Chronologie : l'enseignement multilingue en Papouasie-Nouvelle-Guinée

Ecrit le 25 mai 15 par Catherine Honeyman
Langue d'enseignement

En Papouasie-Nouvelle-Guinée, plus de 400 langues locales ont servi à l'enseignement initial en langue maternelle, mais le pays a récemment décidé de revenir à l'anglais.

En plus de ses trois langues officielles, la Papouasie-Nouvelle-Guinée compte plus de 800 langues locales vivantes, qui sont parlées par de petites communautés dispersées dans les différentes régions du pays. À son indépendance en 1975, la grande majorité de ces langues étaient uniquement orales.

La Constitution de la Papouasie-Nouvelle-Guinée (1975) considère la diversité culturelle et linguistique de la nation comme une force. À partir de 1976, les écoles ont été légalement autorisées à employer les langues vernaculaires durant les deux premières années de primaire si cela était nécessaire pour certaines explications, mais le gouvernement ne finançait que des enseignants anglophones et des outils dans cette langue, ce qui a fait de l'anglais la langue d'enseignement standard. Cependant, certaines communautés ont commencé à avoir le sentiment que l'enseignement en langue anglaise écartait les enfants de leur culture. Avec le soutien d'églises et d'ONG, ils ont mis en place des écoles maternelles en langue locale appelées « Viles Tok Ples Priskuls ». Les provinces n'ont pas tardé à reconnaître officiellement cette démarche qui, en 1986, bénéficiait d'un appui technique et financier au niveau national.

Grâce aux efforts de communautés, d'églises, d'ONG et du gouvernement, plus de 400 langues vernaculaires ont été progressivement introduites dans les écoles élémentaires. Pour ce faire, la plupart des communautés ont dû intégralement créer un système d'écriture de ces langues. Elles ont pour cela participé à des « ateliers de création d'un alphabet », co-financés par le ministère de l'Éducation, des universités nationales et des ONG (en particulier SIL International). L'adoption d'une approche pragmatique a permis de proposer du matériel de lecture supplémentaire, sous la forme de livres pré-illustrés que les communautés pouvaient compléter par des histoires traduites dans la langue vernaculaire.

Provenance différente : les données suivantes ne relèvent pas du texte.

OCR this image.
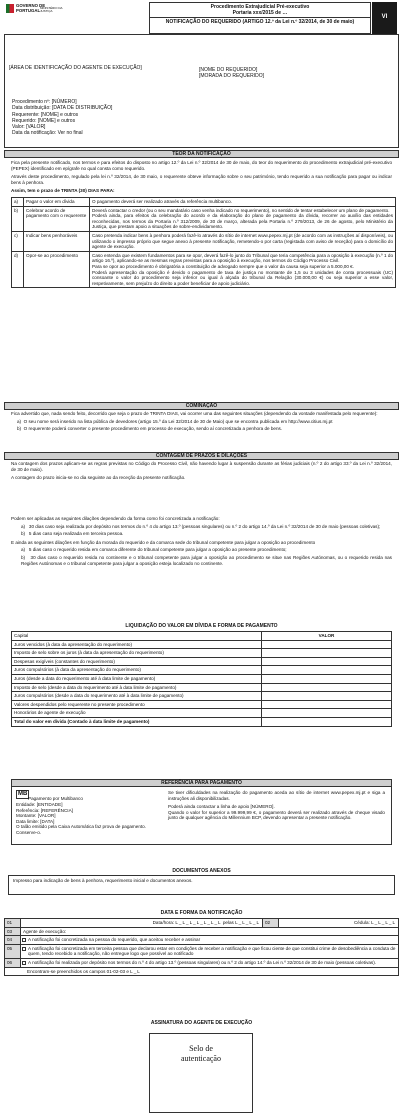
GOVERNO DE
PORTUGAL MINISTÉRIO DA JUSTIÇA
Procedimento Extrajudicial Pré-executivo
Portaria xxx/2015 de …
NOTIFICAÇÃO DO REQUERIDO (ARTIGO 12.º da Lei n.º 32/2014, de 30 de maio)
VI
[ÁREA DE IDENTIFICAÇÃO DO AGENTE DE EXECUÇÃO]	[NOME DO REQUERIDO]
[MORADA DO REQUERIDO]
Procedimento nº: [NÚMERO]
Data distribuição: [DATA DE DISTRIBUIÇÃO]
Requerente: [NOME] e outros
Requerido: [NOME] e outros
Valor: [VALOR]
Data da notificação: Ver no final
TEOR DA NOTIFICAÇÃO

Fica pela presente notificado, nos termos e para efeitos do disposto no artigo 12.º da Lei n.º 32/2014 de 30 de maio, do teor do requerimento do procedimento extrajudicial pré-executivo (PEPEX) identificado em epígrafe no qual consta como requerido.

Através deste procedimento, regulado pela lei n.º 32/2014, de 30 maio, o requerente obteve informação sobre o seu património, tendo requerido a sua notificação para pagar ou indicar bens à penhora.

Assim, tem o prazo de TRINTA (30) DIAS PARA:

a)	Pagar o valor em dívida	O pagamento deverá ser realizado através da referência multibanco.
b)	Celebrar acordo de pagamento com o requerente	Deverá contactar o credor (ou o seu mandatário caso venha indicado no requerimento), no sentido de tentar estabelecer um plano de pagamento.
Poderá ainda, para efeitos da celebração do acordo e da elaboração do plano de pagamento da dívida, recorrer ao auxílio das entidades reconhecidas, nos termos da Portaria n.º 312/2009, de 30 de março, alterada pela Portaria n.º 279/2013, de 26 de agosto, pelo Ministério da Justiça, que prestam apoio a situações de sobre-endividamento.
c)	Indicar bens penhoráveis	Caso pretenda indicar bens à penhora poderá fazê-lo através do sítio de internet www.pepex.mj.pt (de acordo com as instruções aí disponíveis), ou utilizando o impresso próprio que segue anexo à presente notificação, remetendo-o por carta (registada com aviso de receção) para o domicílio do agente de execução.
d)	Opor-se ao procedimento	Caso entenda que existem fundamentos para se opor, deverá fazê-lo junto do Tribunal que teria competência para a oposição à execução (n.º 1 do artigo 16.º), aplicando-se as mesmas regras previstas para a oposição à execução, nos termos do Código Processo Civil.
Para se opor ao procedimento é obrigatória a constituição de advogado sempre que o valor da causa seja superior a 5.000,00 €.
Poderá apresentação da oposição é devido o pagamento de taxa de justiça no montante de 1,5 ou 3 unidades de conta processuais (UC) consoante o valor do procedimento seja inferior ou igual à alçada do tribunal da Relação (30.000,00 €) ou seja superior a esse valor, respetivamente, sem prejuízo do direito a poder beneficiar de apoio judiciário.
COMINAÇÃO

Fica advertido que, nada sendo feito, decorrido que seja o prazo de TRINTA DIAS, vai ocorrer uma das seguintes situações (dependendo da vontade manifestada pelo requerente):

a)  O seu nome será inserido na lista pública de devedores (artigo 15.º da Lei 32/2014 de 30 de Maio) que se encontra publicada em http://www.citius.mj.pt

b)  O requerente poderá converter o presente procedimento em processo de execução, sendo aí concretizada a penhora de bens.

CONTAGEM DE PRAZOS E DILAÇÕES

Na contagem dos prazos aplicam-se as regras previstas no Código do Processo Civil, não havendo lugar à suspensão durante as férias judiciais (n.º 2 do artigo 33.º da Lei n.º 32/2014, de 30 de maio).

A contagem do prazo inicia-se no dia seguinte ao da receção da presente notificação.

Podem ser aplicadas as seguintes dilações dependendo da forma como foi concretizada a notificação:

a)   30 dias caso seja realizada por depósito nos termos do n.º 4 do artigo 13.º (pessoas singulares) ou n.º 2 do artigo 14.º da Lei n.º 32/2014 de 30 de maio (pessoas coletivas);

b)   5 dias caso seja realizada em terceira pessoa.

E ainda as seguintes dilações em função da morada do requerido e da comarca sede do tribunal competente para julgar a oposição ao procedimento

a)   5 dias caso o requerido resida em comarca diferente do tribunal competente para julgar a oposição ao presente procedimento;

b)   30 dias caso o requerido resida no continente e o tribunal competente para julgar a oposição ao procedimento se situe nas Regiões Autónomas, ou o requerido resida nas Regiões Autónomas e o tribunal competente para julgar a oposição esteja localizado no continente.

LIQUIDAÇÃO DO VALOR EM DÍVIDA E FORMA DE PAGAMENTO
Capital	VALOR
Juros vencidos (à data da apresentação do requerimento)	
Imposto de selo sobre os juros (à data da apresentação do requerimento)	
Despesas exigíveis (constantes do requerimento)	
Juros compulsórios (à data da apresentação do requerimento)	
Juros (desde a data do requerimento até à data limite de pagamento)	
Imposto de selo (desde a data do requerimento até à data limite de pagamento)	
Juros compulsórios (desde a data do requerimento até à data limite de pagamento)	
Valores despendidos pelo requerente no presente procedimento	
Honorários de agente de execução	
Total do valor em dívida (Contado à data limite de pagamento)	
REFERÊNCIA PARA PAGAMENTO
MB
Pagamento por Multibanco
Entidade: [ENTIDADE]
Referência: [REFERÊNCIA]
Montante: [VALOR]
Data limite: [DATA]
O talão emitido pela Caixa Automática faz prova de pagamento.
Conserve-o.

Se tiver dificuldades na realização do pagamento aceda ao sítio de internet www.pepex.mj.pt e siga a instruções ali disponibilizadas.

Poderá ainda contactar a linha de apoio [NÚMERO].

Quando o valor for superior a 99.999,99 €, o pagamento deverá ser realizado através de cheque visado junto de qualquer agência do Millennium BCP, devendo apresentar a presente notificação.

DOCUMENTOS ANEXOS
Impresso para indicação de bens à penhora, requerimento inicial e documentos anexos.
DATA E FORMA DA NOTIFICAÇÃO
01	Data/hora: L_L_L_L_L_L_L pelas L_L_L_L	02	Cédula: L_L_L_L
03	Agente de execução:		
04	A notificação foi concretizada na pessoa do requerido, que aceitou receber e assinar		
05	A notificação foi concretizada em terceira pessoa que declarou estar em condições de receber a notificação e que ficou ciente de que constitui crime de desobediência a conduta de quem, tendo recebido a notificação, não entregue logo que possível ao notificado		
06	A notificação foi realizada por depósito nos termos do n.º 4 do artigo 13.º (pessoas singulares) ou n.º 2 do artigo 14.º da Lei n.º 32/2014 de 30 de maio (pessoas coletivas).		
Encontram-se preenchidos os campos 01-02-03 e L_L			
ASSINATURA DO AGENTE DE EXECUÇÃO
Selo de autenticação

Bien qu'il n'y ait pas eu d'essai contrôlé randomisé formel ou d'étude à long terme de la réussite scolaire des élèves des écoles Tok Ples, la Papouasie-Nouvelle-Guinée était généralement considérée comme un exemple remarquable de réussite d'un système d'enseignement bilingue fondé sur la langue maternelle dans un contexte multilingue très compliqué. [1]

Ce programme n'allait cependant pas sans difficultés. À partir de 2000, des rapports ont commencé à indiquer que la formation des enseignants des écoles élémentaires n'était pas suffisante par rapport à leurs responsabilités, en particulier concernant l'apprentissage de la lecture et de l'écriture de la L1 et le passage à l'anglais en L2. Les outils pédagogiques et le matériel de lecture supplémentaire ont aussi été jugés insuffisants, et les communautés n'ont pas gardé l'élan qu'elles avaient au début pour développer leurs propres outils. Peut-être plus important encore, certains parents et communautés ont semblé avoir changé d'avis quant à l'intérêt de l'enseignement en langue maternelle.

Le point de vue d'un parent

Lorsque nos enfants vont à l'école, ils vont dans un lieu étranger. Ils laissent leurs parents, leurs jardins, tout ce qui fait leur mode de vie. Ils s'assoient dans une classe et apprennent des choses qui n'ont rien à voir avec l'endroit d'où ils viennent. Plus tard, comme ils n'ont appris que des choses étrangères, ils rejettent les leurs...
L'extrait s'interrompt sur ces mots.